O design deve garantir que as pessoas usuárias sejam constantemente informadas sobre o que está ocorrendo, fornecendo um feedback adequado dentro de um tempo razoável.

Dicas:

A. É importante transmitir de maneira clara qual é o estado do sistema — nenhuma ação com consequências deve ser executada sem fornecer informações prévias.

B. Por isso, forneça feedback de forma rápida e preferencialmente imediata.

C. Utilize micro interações para estabelecer uma comunicação clara e contínua.

Exemplo:

youtube.com

O YouTube é um ótimo exemplo de fornecimento simultâneo de vários tipos de feedback, indicando à pessoa usuária onde ela está (1), seu histórico de visualização (2) e os próximos vídeos sugeridos (3). Todas as ações que podem ser realizadas ou que já foram realizadas estão claramente visíveis na tela.

◆ 02 - Mapeamento entre o sistema e o mundo real — modelos mentais

O design deve se comunicar na linguagem das pessoas usuárias, utilizando palavras, frases e conceitos que sejam familiares a elas, em vez de utilizar jargões internos. É importante seguir as convenções do mundo real, apresentando as informações em uma ordem natural e lógica.

Dicas:

A. Assegure a compreensão do significado sem que haja necessidade de a pessoa usuária buscar a definição de uma palavra, ícone ou imagem.

B. Evite presumir que sua compreensão de palavras ou conceitos seja idêntica a do público.

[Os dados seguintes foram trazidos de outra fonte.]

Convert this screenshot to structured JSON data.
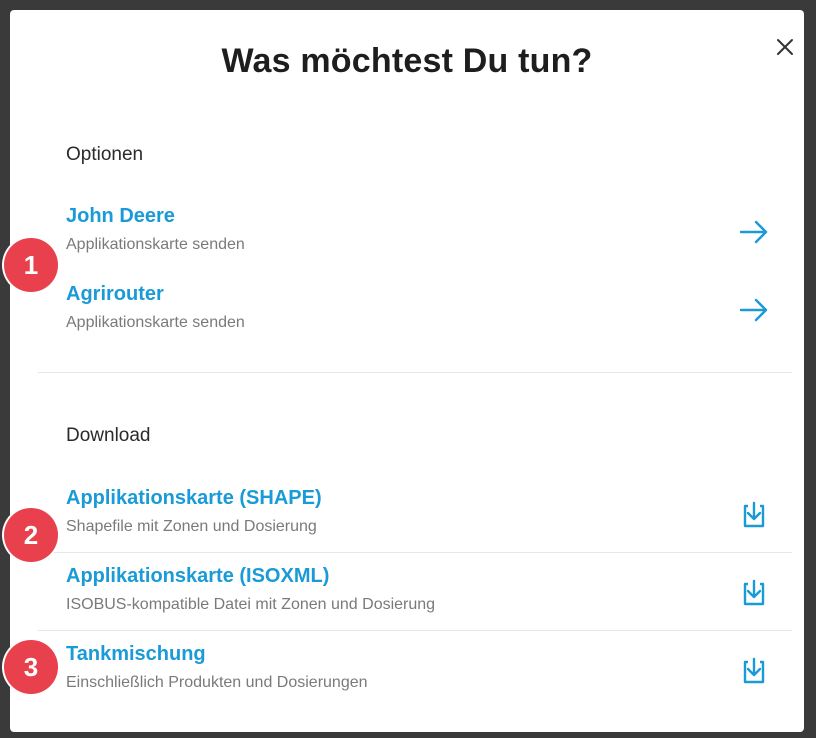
{
  "dialog": {
    "title": "Was möchtest Du tun?",
    "close_icon": "close-icon"
  },
  "options": {
    "heading": "Optionen",
    "items": [
      {
        "label": "John Deere",
        "sub": "Applikationskarte senden",
        "icon": "arrow-right-icon"
      },
      {
        "label": "Agrirouter",
        "sub": "Applikationskarte senden",
        "icon": "arrow-right-icon"
      }
    ]
  },
  "download": {
    "heading": "Download",
    "items": [
      {
        "label": "Applikationskarte (SHAPE)",
        "sub": "Shapefile mit Zonen und Dosierung",
        "icon": "download-icon"
      },
      {
        "label": "Applikationskarte (ISOXML)",
        "sub": "ISOBUS-kompatible Datei mit Zonen und Dosierung",
        "icon": "download-icon"
      },
      {
        "label": "Tankmischung",
        "sub": "Einschließlich Produkten und Dosierungen",
        "icon": "download-icon"
      }
    ]
  },
  "annotations": [
    "1",
    "2",
    "3"
  ],
  "colors": {
    "accent": "#1a9ad6",
    "badge": "#e8404c"
  }
}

C. A pesquisa com pessoas usuárias revelará a terminologia que lhes é familiar, assim como os modelos mentais que possuem acerca de conceitos importantes.

Exemplo

Word — Microsoft Office

Quando abordamos símbolos carregados de significado, um bom exemplo é o menu do Microsoft Word. Nesse menu, encontramos diversos símbolos e palavras que fazem parte da rotina da pessoa usuária , o que amplia a eficiência da compreensão. Por exemplo, tesoura para cortar e microfone para ditar.

◆ 03 - Liberdade e controle à pessoa usuária

As pessoas usuárias ocasionalmente cometem erros ao realizar ações. Elas precisam de uma opção de “saída de emergência” para cancelar a ação indesejada, sem ter que passar por um processo prolongado.

Dicas:

A. Disponibilize funcionalidades para Desfazer e Refazer.

B. Apresente de forma nítida uma opção para encerrar a interação atual, como um botão de Cancelar.

C. Garanta que a saída esteja claramente indicada e seja facilmente encontrada.

Exemplo:

Lixeira — Gmail

Se concedemos à pessoa usuária a possibilidade de excluir uma informação, pode ser vantajoso também oferecer a opção de recuperar a informação perdida. Por exemplo, ao deletar um e-mail, ele não é imediatamente removido; em vez disso, é movido para a pasta “Lixo”, onde pode ser recuperado caso tenha ocorrido um equívoco.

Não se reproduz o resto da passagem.